Le député du PQ et porte-parole de l'opposition officielle en matière de sécurité Pascal Bérubé demande depuis quelques mois une commission parlementaire sur le système carcéral au Québec.

Selon Marc Picard, de la Coalition avenir Québec, les investissements dans la sécurité des centres de détention doivent être une priorité même en cette période d'austérité. Des investissements auraient peut-être permis d'éviter de dépenser les 200 000 $ qu'a coûté la dernière traque de la SQ.

Au lendemain de la première évasion en hélicoptère du centre de Saint-Jérôme en 2013, l'installation de câbles avait été envisagée dans les centres de détention du Québec pour éviter que la situation ne se répète, mais l'idée avait été abandonnée en raison des « coûts élevés ».

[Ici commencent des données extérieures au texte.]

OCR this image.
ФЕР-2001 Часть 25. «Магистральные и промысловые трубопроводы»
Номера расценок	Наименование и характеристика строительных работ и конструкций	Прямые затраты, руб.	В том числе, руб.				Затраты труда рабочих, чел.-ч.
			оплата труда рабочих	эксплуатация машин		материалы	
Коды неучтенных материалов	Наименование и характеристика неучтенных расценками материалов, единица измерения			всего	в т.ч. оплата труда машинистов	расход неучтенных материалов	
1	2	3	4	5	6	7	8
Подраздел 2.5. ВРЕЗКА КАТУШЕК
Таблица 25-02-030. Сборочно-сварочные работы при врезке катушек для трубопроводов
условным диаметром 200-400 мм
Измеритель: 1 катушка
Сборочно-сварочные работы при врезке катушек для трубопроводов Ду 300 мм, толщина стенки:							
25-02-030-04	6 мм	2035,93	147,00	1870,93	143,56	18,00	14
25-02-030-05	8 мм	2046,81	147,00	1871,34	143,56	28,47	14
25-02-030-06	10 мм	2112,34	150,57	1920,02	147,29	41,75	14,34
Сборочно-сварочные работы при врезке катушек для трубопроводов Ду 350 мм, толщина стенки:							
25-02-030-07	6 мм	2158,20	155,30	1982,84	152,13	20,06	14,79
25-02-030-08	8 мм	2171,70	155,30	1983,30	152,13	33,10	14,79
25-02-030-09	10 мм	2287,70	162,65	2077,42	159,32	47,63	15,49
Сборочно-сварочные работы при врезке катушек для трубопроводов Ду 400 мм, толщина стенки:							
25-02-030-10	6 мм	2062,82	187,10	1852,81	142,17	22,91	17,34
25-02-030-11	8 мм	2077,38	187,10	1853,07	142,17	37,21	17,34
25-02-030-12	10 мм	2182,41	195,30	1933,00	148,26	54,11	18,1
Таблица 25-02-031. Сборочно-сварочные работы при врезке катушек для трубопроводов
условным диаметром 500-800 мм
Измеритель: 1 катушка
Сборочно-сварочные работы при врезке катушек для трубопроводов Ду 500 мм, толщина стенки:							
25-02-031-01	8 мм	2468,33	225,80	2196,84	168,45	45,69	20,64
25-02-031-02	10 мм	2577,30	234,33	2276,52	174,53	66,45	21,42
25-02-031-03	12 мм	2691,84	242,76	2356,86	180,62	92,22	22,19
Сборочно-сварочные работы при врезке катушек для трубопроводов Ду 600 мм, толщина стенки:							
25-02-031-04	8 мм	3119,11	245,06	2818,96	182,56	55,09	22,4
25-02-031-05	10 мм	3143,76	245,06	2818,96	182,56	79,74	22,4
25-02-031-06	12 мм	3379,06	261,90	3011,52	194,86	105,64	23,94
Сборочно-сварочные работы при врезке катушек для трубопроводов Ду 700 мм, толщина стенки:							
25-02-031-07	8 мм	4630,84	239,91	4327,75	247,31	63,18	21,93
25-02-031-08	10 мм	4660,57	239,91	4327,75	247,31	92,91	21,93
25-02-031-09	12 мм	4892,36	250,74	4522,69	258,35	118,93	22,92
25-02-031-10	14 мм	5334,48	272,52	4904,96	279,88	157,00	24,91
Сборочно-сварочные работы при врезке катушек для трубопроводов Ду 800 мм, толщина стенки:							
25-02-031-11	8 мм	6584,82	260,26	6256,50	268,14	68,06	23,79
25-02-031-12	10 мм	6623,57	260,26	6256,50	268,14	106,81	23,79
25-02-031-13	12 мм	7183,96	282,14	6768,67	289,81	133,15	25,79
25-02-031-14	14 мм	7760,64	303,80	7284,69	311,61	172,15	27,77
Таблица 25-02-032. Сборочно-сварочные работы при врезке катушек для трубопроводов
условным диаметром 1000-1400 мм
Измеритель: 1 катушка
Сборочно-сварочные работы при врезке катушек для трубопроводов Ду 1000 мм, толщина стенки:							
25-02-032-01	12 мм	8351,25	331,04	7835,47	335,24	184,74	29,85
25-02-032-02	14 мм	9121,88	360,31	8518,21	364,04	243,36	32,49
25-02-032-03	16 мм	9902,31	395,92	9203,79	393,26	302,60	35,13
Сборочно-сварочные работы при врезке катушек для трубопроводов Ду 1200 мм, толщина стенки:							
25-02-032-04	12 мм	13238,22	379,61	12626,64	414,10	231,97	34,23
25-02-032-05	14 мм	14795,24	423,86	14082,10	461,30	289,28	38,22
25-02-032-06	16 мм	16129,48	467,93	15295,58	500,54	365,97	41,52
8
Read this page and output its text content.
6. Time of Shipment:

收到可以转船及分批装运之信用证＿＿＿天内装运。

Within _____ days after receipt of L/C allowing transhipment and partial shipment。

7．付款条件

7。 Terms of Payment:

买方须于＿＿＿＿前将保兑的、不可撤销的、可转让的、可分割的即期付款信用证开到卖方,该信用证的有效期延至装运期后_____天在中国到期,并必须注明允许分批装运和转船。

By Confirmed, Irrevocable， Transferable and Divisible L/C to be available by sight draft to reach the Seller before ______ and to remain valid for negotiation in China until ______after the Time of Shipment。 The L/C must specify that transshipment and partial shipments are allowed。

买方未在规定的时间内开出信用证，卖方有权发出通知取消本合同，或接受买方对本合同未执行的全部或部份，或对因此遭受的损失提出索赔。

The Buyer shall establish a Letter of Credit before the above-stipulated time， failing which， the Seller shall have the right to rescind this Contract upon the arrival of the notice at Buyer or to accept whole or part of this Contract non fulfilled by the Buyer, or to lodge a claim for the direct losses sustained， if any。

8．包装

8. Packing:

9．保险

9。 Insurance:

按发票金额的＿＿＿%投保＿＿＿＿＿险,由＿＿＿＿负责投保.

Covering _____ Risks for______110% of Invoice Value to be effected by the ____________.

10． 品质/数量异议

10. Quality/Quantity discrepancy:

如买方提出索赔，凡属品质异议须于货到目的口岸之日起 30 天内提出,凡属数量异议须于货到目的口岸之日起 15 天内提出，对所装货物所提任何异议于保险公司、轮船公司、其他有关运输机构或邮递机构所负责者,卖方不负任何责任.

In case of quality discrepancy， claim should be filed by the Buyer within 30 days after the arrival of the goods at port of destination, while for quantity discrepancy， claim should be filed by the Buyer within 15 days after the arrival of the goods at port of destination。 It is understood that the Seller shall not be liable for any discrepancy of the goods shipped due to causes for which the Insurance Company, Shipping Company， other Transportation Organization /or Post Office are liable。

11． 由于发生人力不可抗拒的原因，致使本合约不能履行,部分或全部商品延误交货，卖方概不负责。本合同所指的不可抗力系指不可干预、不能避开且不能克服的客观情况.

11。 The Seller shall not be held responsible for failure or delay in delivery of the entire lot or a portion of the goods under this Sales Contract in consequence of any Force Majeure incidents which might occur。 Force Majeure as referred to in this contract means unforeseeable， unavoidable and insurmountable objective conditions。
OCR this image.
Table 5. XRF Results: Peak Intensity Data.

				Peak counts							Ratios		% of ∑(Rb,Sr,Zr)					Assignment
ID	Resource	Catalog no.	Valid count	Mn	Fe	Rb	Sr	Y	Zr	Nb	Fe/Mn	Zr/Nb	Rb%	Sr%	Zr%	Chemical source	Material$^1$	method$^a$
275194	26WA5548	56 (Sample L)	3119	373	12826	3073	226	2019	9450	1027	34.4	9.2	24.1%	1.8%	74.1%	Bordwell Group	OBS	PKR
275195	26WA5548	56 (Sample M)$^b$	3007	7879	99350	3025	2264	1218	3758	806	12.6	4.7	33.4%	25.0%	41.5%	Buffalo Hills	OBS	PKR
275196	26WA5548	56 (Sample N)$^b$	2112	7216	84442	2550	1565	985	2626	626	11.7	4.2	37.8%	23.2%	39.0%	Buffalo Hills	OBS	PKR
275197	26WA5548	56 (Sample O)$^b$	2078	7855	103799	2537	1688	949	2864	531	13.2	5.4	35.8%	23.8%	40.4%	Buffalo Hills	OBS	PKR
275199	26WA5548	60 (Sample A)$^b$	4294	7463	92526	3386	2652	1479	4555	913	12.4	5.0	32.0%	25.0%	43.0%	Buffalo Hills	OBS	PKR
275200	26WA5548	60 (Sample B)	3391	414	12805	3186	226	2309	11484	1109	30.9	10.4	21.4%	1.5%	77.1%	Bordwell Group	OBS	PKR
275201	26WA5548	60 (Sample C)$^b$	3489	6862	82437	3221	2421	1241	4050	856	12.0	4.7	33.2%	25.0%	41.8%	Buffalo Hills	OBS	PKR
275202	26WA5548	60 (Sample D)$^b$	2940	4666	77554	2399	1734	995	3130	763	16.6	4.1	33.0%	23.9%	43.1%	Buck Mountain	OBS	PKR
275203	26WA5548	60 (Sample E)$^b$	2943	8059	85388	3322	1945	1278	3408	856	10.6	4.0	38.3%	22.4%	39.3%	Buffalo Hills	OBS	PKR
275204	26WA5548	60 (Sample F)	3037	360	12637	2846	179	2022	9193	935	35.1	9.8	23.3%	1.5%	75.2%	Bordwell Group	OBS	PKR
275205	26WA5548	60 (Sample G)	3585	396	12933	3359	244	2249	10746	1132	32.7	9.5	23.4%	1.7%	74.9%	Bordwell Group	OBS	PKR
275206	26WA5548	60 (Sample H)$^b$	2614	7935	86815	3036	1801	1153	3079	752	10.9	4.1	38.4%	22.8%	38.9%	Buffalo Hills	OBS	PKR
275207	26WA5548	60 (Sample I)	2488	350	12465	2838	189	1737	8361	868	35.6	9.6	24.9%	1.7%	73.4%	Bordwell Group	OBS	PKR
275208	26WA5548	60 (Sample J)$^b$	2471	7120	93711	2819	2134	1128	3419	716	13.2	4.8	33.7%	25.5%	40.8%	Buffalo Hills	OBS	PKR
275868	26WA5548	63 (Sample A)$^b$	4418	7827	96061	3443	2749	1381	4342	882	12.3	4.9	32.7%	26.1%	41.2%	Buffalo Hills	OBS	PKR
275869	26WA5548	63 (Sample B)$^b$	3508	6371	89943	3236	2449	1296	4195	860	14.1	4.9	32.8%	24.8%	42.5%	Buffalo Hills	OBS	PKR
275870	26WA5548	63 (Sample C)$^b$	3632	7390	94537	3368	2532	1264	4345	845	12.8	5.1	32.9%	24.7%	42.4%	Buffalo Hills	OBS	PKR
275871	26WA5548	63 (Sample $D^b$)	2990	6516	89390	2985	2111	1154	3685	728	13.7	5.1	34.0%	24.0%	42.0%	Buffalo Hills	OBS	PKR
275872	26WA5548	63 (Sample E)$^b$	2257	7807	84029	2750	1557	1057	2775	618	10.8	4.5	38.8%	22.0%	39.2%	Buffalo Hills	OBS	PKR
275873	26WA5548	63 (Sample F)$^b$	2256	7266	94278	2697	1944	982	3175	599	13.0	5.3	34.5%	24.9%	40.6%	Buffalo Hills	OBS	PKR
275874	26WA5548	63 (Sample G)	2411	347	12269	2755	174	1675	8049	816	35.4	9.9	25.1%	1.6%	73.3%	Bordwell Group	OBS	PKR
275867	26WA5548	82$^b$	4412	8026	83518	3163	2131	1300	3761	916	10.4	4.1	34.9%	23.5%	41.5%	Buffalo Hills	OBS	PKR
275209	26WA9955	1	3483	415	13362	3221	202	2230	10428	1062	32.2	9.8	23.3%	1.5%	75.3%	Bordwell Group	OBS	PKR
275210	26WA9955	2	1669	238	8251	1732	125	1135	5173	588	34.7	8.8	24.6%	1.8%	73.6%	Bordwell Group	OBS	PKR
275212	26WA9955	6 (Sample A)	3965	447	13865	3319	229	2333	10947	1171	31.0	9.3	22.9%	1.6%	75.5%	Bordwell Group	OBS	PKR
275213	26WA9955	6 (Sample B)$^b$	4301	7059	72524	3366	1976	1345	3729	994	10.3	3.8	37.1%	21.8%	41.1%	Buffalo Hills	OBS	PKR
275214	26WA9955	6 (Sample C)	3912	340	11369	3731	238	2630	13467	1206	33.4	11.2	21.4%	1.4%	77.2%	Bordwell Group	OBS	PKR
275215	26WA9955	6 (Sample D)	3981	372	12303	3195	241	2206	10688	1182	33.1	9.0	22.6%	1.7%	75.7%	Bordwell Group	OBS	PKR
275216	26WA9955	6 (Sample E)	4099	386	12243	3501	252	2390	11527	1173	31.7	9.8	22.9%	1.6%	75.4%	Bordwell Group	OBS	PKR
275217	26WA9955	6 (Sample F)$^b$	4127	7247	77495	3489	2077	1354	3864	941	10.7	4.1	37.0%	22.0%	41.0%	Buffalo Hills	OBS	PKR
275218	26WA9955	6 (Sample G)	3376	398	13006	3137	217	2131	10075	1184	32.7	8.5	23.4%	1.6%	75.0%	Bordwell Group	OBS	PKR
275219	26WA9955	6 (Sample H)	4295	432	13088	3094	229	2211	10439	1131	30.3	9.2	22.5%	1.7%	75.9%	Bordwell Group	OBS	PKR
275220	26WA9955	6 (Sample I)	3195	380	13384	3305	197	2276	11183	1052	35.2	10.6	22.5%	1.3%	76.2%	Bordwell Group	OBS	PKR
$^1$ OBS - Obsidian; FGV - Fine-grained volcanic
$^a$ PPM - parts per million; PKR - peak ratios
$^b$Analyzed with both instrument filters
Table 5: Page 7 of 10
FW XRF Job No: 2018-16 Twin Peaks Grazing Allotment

Ni le Parti québécois, qui était au pouvoir en 2013 (mais qui n'a plus accès aux documents), ni le ministère de la Sécurité publique n'ont été en mesure de divulguer ces coûts. La ministre Thériault s'est refusée à tout commentaire en invoquant l'enquête administrative sur l'évasion d'Orsainville dont le rapport n'a pas été rendu public, a expliqué l'attaché de la ministre.

M. Bérubé exhorte la ministre de rendre publics les rapports d'enquête sur les évasions pour faire toute la lumière sur la situation.

Le syndicat croit pour sa part qu'il existe plusieurs mesures moins coûteuses que l'installation de câble qui pourraient améliorer la sécurité, notamment l'augmentation d'effectifs ou l'installation de caméras.

S'évader pour revoir sa famille

Le criminologue et défenseur des droits des détenus Jean-Claude Bernheim se fait rassurant quant aux craintes de la population face à ces évasions.

« Toutes sortes de choses peuvent amener un détenu à vouloir s'évader. Ce peut être parce qu'un proche a des problèmes ou est mourant, ou parce qu'il s'ennuie de ses enfants. C'est une réaction à une situation qui est propre à chaque individu », explique-t-il.

Un juge a d'ailleurs tenu compte de cet argument en accordant une sentence de six mois supplémentaires à Steeve Desbiens, alors que la Couronne réclamait un an. Le détenu, qui purgeait une peine de deux ans pour des vols par effraction, s'était évadé du Centre de détention de Québec le 15 décembre 2012 en sautant une clôture. Le fugitif, retrouvé après cinq jours de cavale, disait s'être évadé pour aller voir ses enfants quelques jours avant Noël.